Experiential learning is the cornerstone of Game Design at Drexel University. Over the course of their education in the Game Design & Production program at Drexel, students gain a foundational understanding of digital media tools while exercising their creativity and problem-solving skills through team-based projects. Undergraduate Game Design majors also complete a six-month co-op—a full-time work experience in the field—during which they apply their game design studies to real challenges and industry projects. Students pursuing an accelerated BS/MS in Game Design & Production and Digital Media participate in three co-op experiences over their second, third, and fourth year of study.

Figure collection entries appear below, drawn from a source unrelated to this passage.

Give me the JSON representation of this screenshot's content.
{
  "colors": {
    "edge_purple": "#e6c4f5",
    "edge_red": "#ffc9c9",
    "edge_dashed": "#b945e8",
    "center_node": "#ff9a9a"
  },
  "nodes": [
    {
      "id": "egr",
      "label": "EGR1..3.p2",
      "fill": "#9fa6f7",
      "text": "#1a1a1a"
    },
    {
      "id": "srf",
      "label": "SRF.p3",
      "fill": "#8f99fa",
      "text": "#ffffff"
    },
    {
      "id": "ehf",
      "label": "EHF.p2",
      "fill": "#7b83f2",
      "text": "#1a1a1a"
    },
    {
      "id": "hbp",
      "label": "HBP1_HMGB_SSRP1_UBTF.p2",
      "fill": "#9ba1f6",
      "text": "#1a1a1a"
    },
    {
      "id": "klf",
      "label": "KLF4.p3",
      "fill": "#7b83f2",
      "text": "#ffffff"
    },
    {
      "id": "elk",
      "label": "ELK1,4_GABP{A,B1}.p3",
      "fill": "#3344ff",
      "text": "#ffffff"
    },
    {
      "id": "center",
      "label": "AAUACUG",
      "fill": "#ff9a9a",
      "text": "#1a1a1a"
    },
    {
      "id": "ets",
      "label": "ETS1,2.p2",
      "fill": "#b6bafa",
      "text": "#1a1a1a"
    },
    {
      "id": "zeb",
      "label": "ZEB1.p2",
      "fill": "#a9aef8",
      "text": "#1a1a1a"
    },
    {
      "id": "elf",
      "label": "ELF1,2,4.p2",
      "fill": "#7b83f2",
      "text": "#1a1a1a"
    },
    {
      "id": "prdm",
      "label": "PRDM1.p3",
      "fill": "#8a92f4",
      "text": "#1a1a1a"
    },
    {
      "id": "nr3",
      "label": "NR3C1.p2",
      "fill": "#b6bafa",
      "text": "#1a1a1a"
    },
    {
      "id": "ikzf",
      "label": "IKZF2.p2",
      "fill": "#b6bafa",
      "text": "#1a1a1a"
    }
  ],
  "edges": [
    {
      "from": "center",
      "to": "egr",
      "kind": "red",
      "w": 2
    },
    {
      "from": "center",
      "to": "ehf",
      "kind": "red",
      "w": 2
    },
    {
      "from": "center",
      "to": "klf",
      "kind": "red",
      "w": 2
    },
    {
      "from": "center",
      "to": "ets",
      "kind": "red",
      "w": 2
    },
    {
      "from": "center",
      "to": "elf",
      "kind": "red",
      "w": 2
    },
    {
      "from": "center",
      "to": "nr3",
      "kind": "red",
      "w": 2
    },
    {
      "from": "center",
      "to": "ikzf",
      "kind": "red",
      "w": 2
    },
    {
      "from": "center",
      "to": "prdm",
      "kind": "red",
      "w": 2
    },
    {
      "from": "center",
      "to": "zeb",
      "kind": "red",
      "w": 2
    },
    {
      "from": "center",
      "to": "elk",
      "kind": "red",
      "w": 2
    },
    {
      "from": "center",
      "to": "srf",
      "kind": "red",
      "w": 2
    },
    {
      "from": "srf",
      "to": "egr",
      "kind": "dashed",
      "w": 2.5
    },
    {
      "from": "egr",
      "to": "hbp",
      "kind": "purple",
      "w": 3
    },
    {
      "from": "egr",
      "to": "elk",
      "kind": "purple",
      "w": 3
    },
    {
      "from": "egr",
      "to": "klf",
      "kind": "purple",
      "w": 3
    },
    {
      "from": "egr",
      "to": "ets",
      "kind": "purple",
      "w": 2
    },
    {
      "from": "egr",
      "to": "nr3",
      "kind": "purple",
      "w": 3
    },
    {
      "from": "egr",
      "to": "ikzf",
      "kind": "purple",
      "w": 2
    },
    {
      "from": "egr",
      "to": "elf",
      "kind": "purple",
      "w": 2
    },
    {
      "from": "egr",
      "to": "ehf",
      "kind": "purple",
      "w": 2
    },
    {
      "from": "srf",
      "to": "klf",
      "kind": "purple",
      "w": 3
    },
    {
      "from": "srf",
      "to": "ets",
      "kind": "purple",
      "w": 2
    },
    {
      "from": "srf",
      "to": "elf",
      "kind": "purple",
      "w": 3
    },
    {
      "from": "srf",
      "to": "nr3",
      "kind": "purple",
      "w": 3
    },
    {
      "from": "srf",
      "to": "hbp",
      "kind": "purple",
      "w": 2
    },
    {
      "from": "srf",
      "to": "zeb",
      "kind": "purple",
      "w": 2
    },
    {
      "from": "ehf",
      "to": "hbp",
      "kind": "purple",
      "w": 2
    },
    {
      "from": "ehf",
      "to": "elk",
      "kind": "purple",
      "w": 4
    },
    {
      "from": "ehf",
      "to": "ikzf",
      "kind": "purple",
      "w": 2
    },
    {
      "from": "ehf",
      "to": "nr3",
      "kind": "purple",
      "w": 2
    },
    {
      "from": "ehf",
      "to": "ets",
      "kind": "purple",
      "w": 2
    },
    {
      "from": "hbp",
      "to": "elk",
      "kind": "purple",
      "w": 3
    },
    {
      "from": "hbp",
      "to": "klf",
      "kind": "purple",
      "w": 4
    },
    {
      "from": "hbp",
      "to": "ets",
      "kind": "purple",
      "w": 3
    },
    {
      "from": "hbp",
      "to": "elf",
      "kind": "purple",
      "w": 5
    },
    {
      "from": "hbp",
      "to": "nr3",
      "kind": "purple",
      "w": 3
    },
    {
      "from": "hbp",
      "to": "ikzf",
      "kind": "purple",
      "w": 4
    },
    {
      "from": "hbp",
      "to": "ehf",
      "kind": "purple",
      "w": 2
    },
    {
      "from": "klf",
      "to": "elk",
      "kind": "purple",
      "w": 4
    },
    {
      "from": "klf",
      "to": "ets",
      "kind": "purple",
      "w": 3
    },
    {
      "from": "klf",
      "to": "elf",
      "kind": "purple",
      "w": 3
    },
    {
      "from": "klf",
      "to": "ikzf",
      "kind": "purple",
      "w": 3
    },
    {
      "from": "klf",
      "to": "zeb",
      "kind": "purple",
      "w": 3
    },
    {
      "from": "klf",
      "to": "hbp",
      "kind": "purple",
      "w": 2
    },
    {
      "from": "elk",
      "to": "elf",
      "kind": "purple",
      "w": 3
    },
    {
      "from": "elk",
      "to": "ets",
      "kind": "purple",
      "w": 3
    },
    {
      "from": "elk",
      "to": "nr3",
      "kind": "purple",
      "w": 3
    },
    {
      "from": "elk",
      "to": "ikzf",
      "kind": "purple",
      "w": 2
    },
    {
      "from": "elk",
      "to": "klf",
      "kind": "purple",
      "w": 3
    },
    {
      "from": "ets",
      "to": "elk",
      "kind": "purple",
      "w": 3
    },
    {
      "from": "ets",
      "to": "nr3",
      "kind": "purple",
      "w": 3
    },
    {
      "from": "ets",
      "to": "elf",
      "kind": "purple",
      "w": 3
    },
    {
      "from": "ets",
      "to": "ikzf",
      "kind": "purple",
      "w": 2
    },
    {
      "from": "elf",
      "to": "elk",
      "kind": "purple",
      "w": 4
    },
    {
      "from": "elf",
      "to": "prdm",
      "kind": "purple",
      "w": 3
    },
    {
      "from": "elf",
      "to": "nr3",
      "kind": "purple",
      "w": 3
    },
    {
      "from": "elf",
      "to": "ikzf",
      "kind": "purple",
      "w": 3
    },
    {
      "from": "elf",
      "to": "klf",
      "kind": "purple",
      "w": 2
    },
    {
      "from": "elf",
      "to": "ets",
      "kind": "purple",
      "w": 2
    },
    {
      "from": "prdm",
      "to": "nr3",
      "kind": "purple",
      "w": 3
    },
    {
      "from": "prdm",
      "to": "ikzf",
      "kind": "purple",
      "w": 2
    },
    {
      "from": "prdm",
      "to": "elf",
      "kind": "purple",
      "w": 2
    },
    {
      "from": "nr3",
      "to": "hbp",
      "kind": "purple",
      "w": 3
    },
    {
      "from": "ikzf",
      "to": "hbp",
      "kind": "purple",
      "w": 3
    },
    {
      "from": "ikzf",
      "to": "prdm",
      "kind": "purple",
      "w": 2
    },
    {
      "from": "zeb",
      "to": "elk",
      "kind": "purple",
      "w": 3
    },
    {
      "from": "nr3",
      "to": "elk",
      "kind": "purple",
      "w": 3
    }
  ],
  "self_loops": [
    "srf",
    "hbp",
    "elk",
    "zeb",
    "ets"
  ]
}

Through foundational and hands-on coursework, Game Design & Production students will learn such skills as:

  • Scripting and Storytelling
  • Computer Programming
  • Computer Graphics
  • Animation
  • Motion Capture
  • Realtime Visualization – Virtual Reality, Augmented Reality, and Immersive Media

Game Design majors also develop critical competencies like project management, agile development, and working in multidisciplinary teams, which serve them well into their gaming careers. Kudo Tsunoda, Microsoft Hololens team leader and former Creative Director of Kinect said “Drexel has one of the best Game Design and Digital Media programs I have seen. The work they do is innovative and top quality. Drexel interns and graduates I’ve worked with are well prepared to deliver results in a team environment.”

Facilities for Game Design & Production Majors

The Game Design program is based in the URBN Center, the hub for creativity and interdisciplinary collaboration in the Westphal College of Media Arts & Design. The URBN Center features an open floorplan, shared making spaces, and cutting-edge studios and labs.

Game Design & Production majors can experiment with the latest technology in the Animation Capture & Effects Lab (ACE-Lab). This 1200-sq-ft digital media studio is outfitted with:

  • 25x17ft green screen cyclorama
  • Studio lighting
  • HD/2k/4k camera systems
  • Camera dolly
  • Vicon Vantage motion capture system
  • Stereo-360 “VR Video” capture systems
  • Room-scale VR tracking systems
  • Immersive Project Dome

Students in the Game Design major also have access to advanced graphics workstations, a theme-park quality motion simulation platform, the Immersive Research Lab for virtual reality, augmented reality, and immersive media projects, and more.